Recently, there has been a push to further regulate the Healthcare Technology Management industry. This push is based on claims by certain organizations that some Independent Service Providers (ISOs) provide inferior and unsafe service quality.    

In September of 2019, The Alliance for Quality Medical Device Servicing (the Alliance) submitted feedback to the Federal Trade Commission after attending a workshop on the Right to Repair debate called “Nixing the Fix”. The feedback provided included proposed industry naming conventions to provide clarity around existing confusion. Some additional thoughts on those conventions are presented here. 

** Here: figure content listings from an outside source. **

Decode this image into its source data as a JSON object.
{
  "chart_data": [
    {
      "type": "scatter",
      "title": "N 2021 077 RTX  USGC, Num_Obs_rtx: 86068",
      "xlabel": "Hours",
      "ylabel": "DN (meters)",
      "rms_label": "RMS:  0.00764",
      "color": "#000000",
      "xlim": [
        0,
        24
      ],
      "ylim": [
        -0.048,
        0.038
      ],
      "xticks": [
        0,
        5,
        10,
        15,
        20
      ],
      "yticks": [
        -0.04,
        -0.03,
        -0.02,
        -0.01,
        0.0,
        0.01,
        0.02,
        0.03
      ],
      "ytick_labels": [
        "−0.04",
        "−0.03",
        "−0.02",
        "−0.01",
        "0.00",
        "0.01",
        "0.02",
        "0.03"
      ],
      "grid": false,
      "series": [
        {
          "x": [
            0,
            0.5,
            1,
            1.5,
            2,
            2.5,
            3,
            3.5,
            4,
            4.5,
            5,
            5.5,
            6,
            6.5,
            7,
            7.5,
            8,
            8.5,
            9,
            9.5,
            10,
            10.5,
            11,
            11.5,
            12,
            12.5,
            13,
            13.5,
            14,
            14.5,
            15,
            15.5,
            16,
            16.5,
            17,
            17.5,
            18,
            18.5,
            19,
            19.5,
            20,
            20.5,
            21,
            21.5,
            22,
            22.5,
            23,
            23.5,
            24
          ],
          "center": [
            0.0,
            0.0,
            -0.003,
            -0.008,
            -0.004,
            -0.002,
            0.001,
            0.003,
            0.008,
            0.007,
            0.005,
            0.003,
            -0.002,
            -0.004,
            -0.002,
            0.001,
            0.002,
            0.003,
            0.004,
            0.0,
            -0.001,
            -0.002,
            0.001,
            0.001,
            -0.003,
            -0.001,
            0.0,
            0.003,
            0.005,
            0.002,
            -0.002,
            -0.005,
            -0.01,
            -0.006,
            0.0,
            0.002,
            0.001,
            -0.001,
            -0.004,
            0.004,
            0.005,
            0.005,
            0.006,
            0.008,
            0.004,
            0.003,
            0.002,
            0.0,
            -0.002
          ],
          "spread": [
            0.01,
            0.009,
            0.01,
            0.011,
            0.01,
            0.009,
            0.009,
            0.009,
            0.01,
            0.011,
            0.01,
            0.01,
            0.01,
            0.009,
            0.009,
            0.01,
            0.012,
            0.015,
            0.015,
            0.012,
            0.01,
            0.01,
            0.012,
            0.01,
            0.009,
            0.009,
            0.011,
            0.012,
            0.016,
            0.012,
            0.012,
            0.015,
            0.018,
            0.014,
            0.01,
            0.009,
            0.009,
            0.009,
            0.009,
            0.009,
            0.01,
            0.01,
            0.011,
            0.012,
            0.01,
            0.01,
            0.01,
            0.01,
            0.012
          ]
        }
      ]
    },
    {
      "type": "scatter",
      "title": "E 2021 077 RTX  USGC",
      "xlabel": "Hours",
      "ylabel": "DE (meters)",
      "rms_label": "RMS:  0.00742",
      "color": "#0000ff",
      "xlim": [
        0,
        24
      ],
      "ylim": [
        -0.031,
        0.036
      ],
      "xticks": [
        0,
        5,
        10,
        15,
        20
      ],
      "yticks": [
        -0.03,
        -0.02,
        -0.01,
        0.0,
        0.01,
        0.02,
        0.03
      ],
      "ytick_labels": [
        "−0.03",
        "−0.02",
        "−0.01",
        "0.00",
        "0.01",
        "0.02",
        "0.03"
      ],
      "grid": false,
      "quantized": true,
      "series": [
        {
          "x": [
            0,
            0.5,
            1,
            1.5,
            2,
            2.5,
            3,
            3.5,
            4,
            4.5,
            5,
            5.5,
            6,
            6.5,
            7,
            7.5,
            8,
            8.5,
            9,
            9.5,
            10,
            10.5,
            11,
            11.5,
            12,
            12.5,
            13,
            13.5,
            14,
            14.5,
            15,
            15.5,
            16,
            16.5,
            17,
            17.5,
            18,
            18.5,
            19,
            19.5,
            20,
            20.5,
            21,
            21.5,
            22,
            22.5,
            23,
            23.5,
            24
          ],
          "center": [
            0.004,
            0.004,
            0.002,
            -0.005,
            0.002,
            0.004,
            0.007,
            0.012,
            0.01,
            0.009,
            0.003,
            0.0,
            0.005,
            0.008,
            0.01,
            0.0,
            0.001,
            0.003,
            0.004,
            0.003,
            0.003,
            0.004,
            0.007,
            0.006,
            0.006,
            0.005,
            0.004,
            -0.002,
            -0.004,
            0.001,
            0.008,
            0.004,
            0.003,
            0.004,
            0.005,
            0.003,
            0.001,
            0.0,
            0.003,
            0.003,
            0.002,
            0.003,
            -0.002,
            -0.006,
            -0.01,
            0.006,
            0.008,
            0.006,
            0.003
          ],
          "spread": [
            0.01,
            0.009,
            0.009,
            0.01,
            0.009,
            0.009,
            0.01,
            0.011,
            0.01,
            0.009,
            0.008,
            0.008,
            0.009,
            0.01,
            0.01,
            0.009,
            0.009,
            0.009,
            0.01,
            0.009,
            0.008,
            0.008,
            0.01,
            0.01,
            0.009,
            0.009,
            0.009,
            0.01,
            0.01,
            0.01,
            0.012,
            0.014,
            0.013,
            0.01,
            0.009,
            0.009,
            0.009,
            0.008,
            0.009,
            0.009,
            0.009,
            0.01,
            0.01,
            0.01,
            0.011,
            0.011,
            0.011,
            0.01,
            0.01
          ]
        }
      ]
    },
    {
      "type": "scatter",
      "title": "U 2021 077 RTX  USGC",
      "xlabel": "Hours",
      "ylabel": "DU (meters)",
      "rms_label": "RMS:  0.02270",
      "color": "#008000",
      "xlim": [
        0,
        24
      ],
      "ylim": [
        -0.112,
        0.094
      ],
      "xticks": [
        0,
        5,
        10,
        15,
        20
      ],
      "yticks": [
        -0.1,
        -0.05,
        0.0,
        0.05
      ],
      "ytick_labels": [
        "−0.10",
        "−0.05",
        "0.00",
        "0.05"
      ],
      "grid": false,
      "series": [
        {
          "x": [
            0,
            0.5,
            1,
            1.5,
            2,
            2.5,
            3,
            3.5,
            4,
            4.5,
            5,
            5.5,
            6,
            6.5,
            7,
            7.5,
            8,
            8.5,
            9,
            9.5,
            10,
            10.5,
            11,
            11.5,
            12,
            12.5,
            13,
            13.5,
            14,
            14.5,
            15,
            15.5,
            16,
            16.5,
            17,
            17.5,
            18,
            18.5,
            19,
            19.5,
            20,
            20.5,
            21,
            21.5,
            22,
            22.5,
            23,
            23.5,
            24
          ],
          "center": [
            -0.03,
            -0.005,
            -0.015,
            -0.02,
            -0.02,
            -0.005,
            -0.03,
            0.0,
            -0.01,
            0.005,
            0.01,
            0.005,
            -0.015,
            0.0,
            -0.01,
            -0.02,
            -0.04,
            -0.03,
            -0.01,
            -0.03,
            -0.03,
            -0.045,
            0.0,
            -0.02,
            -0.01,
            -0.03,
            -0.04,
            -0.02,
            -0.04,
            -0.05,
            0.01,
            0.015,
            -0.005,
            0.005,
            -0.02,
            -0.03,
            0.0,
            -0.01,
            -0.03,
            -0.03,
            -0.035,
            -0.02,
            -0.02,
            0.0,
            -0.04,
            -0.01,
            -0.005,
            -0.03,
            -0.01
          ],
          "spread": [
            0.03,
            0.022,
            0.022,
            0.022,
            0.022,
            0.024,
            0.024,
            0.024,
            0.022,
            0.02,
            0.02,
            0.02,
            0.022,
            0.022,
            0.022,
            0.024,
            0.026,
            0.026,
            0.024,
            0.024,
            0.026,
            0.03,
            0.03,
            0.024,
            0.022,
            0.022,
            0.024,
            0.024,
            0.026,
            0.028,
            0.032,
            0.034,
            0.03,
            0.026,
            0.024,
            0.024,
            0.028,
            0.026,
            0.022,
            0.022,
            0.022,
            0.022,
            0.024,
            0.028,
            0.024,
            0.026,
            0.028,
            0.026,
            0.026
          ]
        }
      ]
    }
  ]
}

Regulatory requirements are identical for any business providing a comprehensive clinical engineering program. Since 1990, the Safe Medical Devices Act (21 CFR 803.32 (c)) requires reporting all incidents in which a medical device or user error may have caused or contributed to the serious illness, injury or death of a patient. If the hospital or health system receives payment from federally funded Medicare or Medicaid programs, it must be accredited through The Joint Commission (TJC), DNV or Healthcare Facilities Accreditation Program (HFAP), which are all governed by The Centers for Medicare and Medicaid Services (CMS)Because each hospital or health system is regulated, all clinical engineering service providers to these organizations must comply with the same regulations. This includes Self-Op programs as well as ISOs and OEMs (Original Equipment Manufacturerswhen they’re providing clinical engineering programs. And while a Food and Drug Administration (FDA) report¹ concluded there was insufficient data to indicate that safety issues exist as a result of using an ISO for preventative maintenance and repair of medical equipment, debate continues.   

What is clear, however, is that confusion exists surrounding the various servicing entities within this industry and the terminology used to define each.  From the name of the profession to the names of functions and departments, a variety of terms are used inconsistently. For example, terms for servicing entities are used interchangeably, making it difficult to understand which is being referenced.  

With this in mind, the Alliance included naming conventions in its letter to the FTC² based on three classifications of servicing entities. 

Servicing Entity Classifications 

The primary three categories of servicing entities are Original Equipment Manufacturers (OEMs), Internal Hospital Employees (Self-Op), and Independent Service Organizations (ISOs). Most clinical engineering programs use a combination of these three to service a hospital/system. 

OEM: Most OEMs only service their own equipment and are governed by FDA 21 CFR. OEMs that service other OEM equipment are technically considered an ISO with regard to that service. A few of these OEMs also provide clinical engineering programs. To more easily identify each type, OEMs may be divided into two groups: 1) OEM when providing service on their own equipment, and 2) OEMmvs (OEM Multi-Vendor Service) when providing clinical engineering programs. 

Self-Op: These programs vary as to which services are provided by a hospital or health system’s employees and which are provided by ISOs or OEMs. All three must follow the same regulatory requirements. As hospital employees, they’re the “hospital” with regard to the CMS, TJC and DNV GL Healthcare requirements.  

ISO: This diverse group includes companies that service only a single brand or type of deviceothers that service many brands and types of devices, and some providing clinical engineering programs. ISOs that provide clinical engineering programs are subject to the same regulations as the Self-Op programs likely having legal agreements with hospitals/systems to operate as their agents.  

Proposed Naming Conventions 

Based on the above definitions of industry service entities, these standardized naming conventions are proposed 

Self-Op for a healthcare delivery organization with its own staff operating a clinical engineering program. 

OEM for a company that’s providing service on its own equipment. 

OEMmvs for an OEM that’s providing comprehensive clinical engineering services. 

ISOpgm³ (ISO Program) for an independent organization that’s providing clinical engineering programs. 

ISO for an ISO that provides medical equipment service but not clinical engineering programs. 


As we join many within the industry looking to dispel misconceptions surrounding the quality and safety of services provided, we believe the use of consistent references to the provider types will bring clarity to the conversation. We look forward to furthering this conversation and welcome your comments and suggestions on the proposed naming conventions. You can submit your feedback directly to us at info@trimedx.com. 

¹FDA FDARA Report 

²The Alliance for Quality Medical Device Servicing – FTC Response on Right to Repair – 13 Sep 2019 

³ISO Rationale: As more ISOs provide limited services than clinical engineering programs, it seems practical for ISOs offering these programs to add “pgm” to the ISO designation. It also makes sense that a company would prefer to add “pgm” to its designation rather than “limited.”